沖田さんに聞くと小間物屋というらしく、化粧品や簪や櫛と言った小物が売られているらしい。
店に近づいてみると、店先には簪が綺麗に並べられて売られている。
「綺麗……」
値段が二両と書かれている簪は桜の飾りがついていて、季節ものだからか並べられている簪の中で一番輝いて見える。
普段は食材しか買っていなかったし、その分のお金を渡されるだけだったから、この時代の値段が現代でどれくらいするのかは分からない。

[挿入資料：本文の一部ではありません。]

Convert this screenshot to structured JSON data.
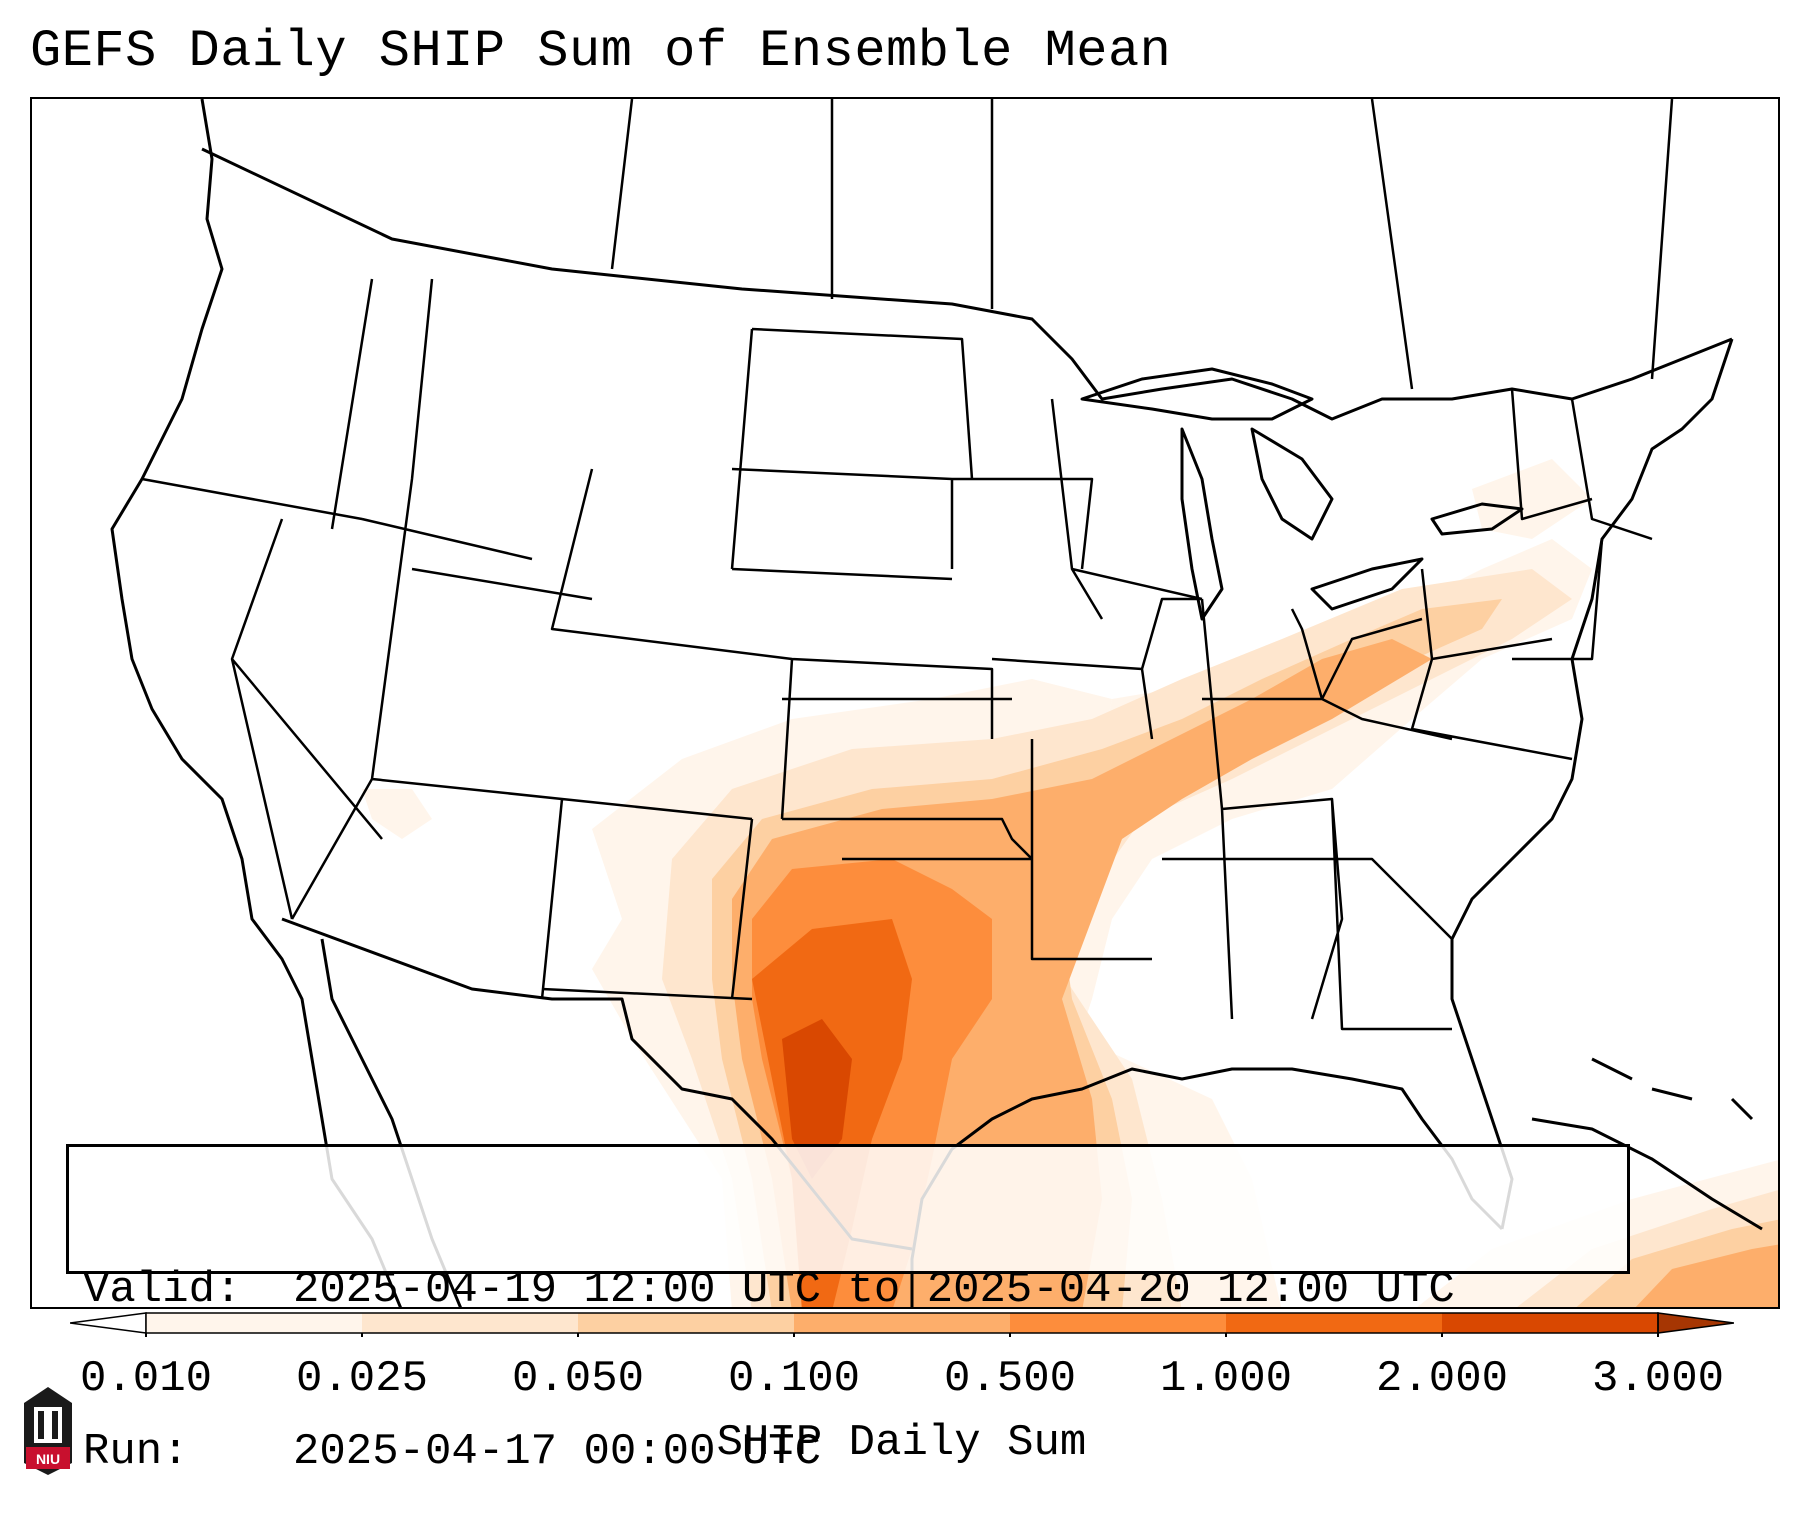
{
  "title": "GEFS Daily SHIP Sum of Ensemble Mean",
  "info": {
    "valid_label": "Valid:",
    "valid_value": "2025-04-19 12:00 UTC to 2025-04-20 12:00 UTC",
    "run_label": "Run:",
    "run_value": "2025-04-17 00:00 UTC"
  },
  "colorbar": {
    "label": "SHIP Daily Sum",
    "ticks": [
      "0.010",
      "0.025",
      "0.050",
      "0.100",
      "0.500",
      "1.000",
      "2.000",
      "3.000"
    ],
    "colors": [
      "#fff5eb",
      "#fee6ce",
      "#fdd0a2",
      "#fdae6b",
      "#fd8d3c",
      "#f16913",
      "#d94801",
      "#a63603"
    ]
  },
  "logo": {
    "text": "NIU"
  }
}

今つけている簪をいつまでも借り続けるというのも申し訳ないから、新調したいと思っているけれど、こんな高そうなものを買ってしまっては壊れた時にすごく落ち込むことだろう。
それに、女中が綺麗なものをつけていたら浮いてしまうに違いない。
もう少し目立たないものを買おうと思い、簪が売られている店を数店舗回るも、この時代でなければ見たりもつけたりもしないため、すべての簪が綺麗で高そうに見えてきて買えずに、私たちは甘味処へ移動した。

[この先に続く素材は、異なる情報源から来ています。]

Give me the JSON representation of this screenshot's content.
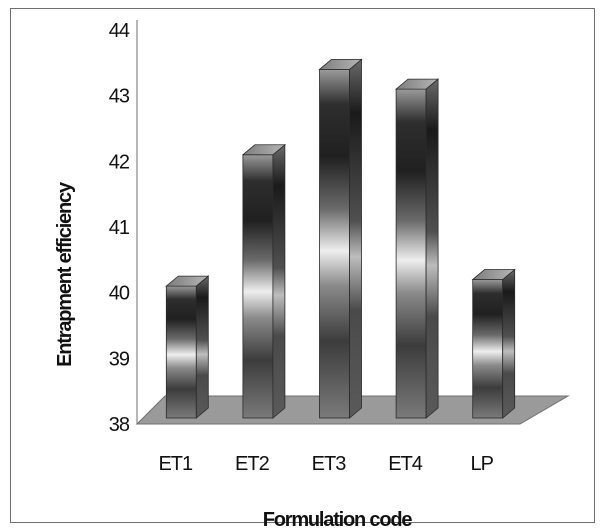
{
  "chart_data": {
    "type": "bar",
    "style": "3d-cylinder-columns",
    "title": "",
    "xlabel": "Formulation code",
    "ylabel": "Entrapment efficiency",
    "categories": [
      "ET1",
      "ET2",
      "ET3",
      "ET4",
      "LP"
    ],
    "values": [
      40.1,
      42.1,
      43.4,
      43.1,
      40.2
    ],
    "ylim": [
      38,
      44
    ],
    "yticks": [
      38,
      39,
      40,
      41,
      42,
      43,
      44
    ],
    "grid": false,
    "legend": "none",
    "colors": {
      "floor": "#9a9a9a",
      "bar_dark": "#3a3a3a",
      "bar_light": "#e8e8e8",
      "border": "#6e6e6e"
    }
  }
}
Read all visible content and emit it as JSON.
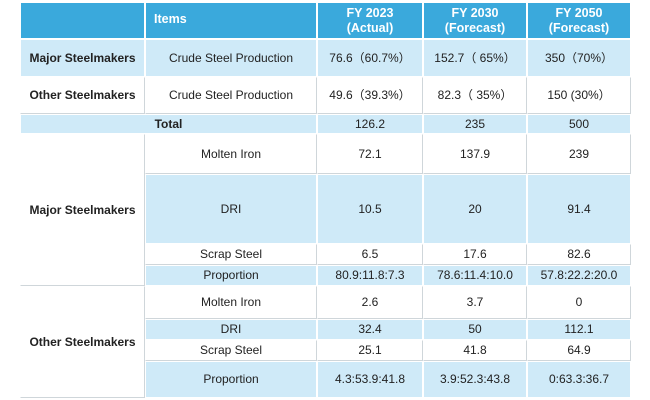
{
  "header": {
    "items": "Items",
    "fy2023": {
      "year": "FY 2023",
      "sub": "(Actual)"
    },
    "fy2030": {
      "year": "FY 2030",
      "sub": "(Forecast)"
    },
    "fy2050": {
      "year": "FY 2050",
      "sub": "(Forecast)"
    }
  },
  "production": {
    "major": {
      "label": "Major Steelmakers",
      "item": "Crude Steel Production",
      "values": [
        "76.6（60.7%）",
        "152.7（ 65%）",
        "350（70%）"
      ]
    },
    "other": {
      "label": "Other Steelmakers",
      "item": "Crude Steel Production",
      "values": [
        "49.6（39.3%）",
        "82.3（ 35%）",
        "150 (30%）"
      ]
    },
    "total": {
      "label": "Total",
      "values": [
        "126.2",
        "235",
        "500"
      ]
    }
  },
  "major_breakdown": {
    "label": "Major Steelmakers",
    "rows": [
      {
        "item": "Molten Iron",
        "values": [
          "72.1",
          "137.9",
          "239"
        ]
      },
      {
        "item": "DRI",
        "values": [
          "10.5",
          "20",
          "91.4"
        ]
      },
      {
        "item": "Scrap Steel",
        "values": [
          "6.5",
          "17.6",
          "82.6"
        ]
      },
      {
        "item": "Proportion",
        "values": [
          "80.9:11.8:7.3",
          "78.6:11.4:10.0",
          "57.8:22.2:20.0"
        ]
      }
    ]
  },
  "other_breakdown": {
    "label": "Other Steelmakers",
    "rows": [
      {
        "item": "Molten Iron",
        "values": [
          "2.6",
          "3.7",
          "0"
        ]
      },
      {
        "item": "DRI",
        "values": [
          "32.4",
          "50",
          "112.1"
        ]
      },
      {
        "item": "Scrap Steel",
        "values": [
          "25.1",
          "41.8",
          "64.9"
        ]
      },
      {
        "item": "Proportion",
        "values": [
          "4.3:53.9:41.8",
          "3.9:52.3:43.8",
          "0:63.3:36.7"
        ]
      }
    ]
  },
  "colors": {
    "header_bg": "#3aa9dc",
    "light_row_bg": "#cfeaf8",
    "white_row_bg": "#ffffff"
  }
}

せめて、値段の相場さえ知っていればいろいろな買い物ができたのかもしれないけど、今以外で特に困ったことはなく充実しているから問題はない。
「澪さん、私少し用事を思い出したので、ここで待っていてもらえますか?」
「私も行きましょうか?」
「すぐに終わりますので。それに、帰りにまた歩かないといけないので休んでいてください」
押し切られた気もするが、お言葉に甘えて休ませてもらうことにした。
外の長椅子に座りながら行き交う人を見つめる。
島原に近いということもあって遊女の方たちがたくさん歩いていたり、壬生とは違って身だしなみが綺麗な人が多い。
お雅さんの言う通りにして本当に良かったと思う。
いつもの恰好で来ていたら、それこそ間違いなく浮いていただろう。
「お待たせしました。では、帰りましょうか」
「はい」
用事というのは早く済んだらしく、数分もかからずに戻ってきた。
この時代の時間の表し方は一年いても中々覚えられず、現代言葉で表しそうになる時がある。
何より、三十分以下を表す言葉がないというのは本当に厄介だ。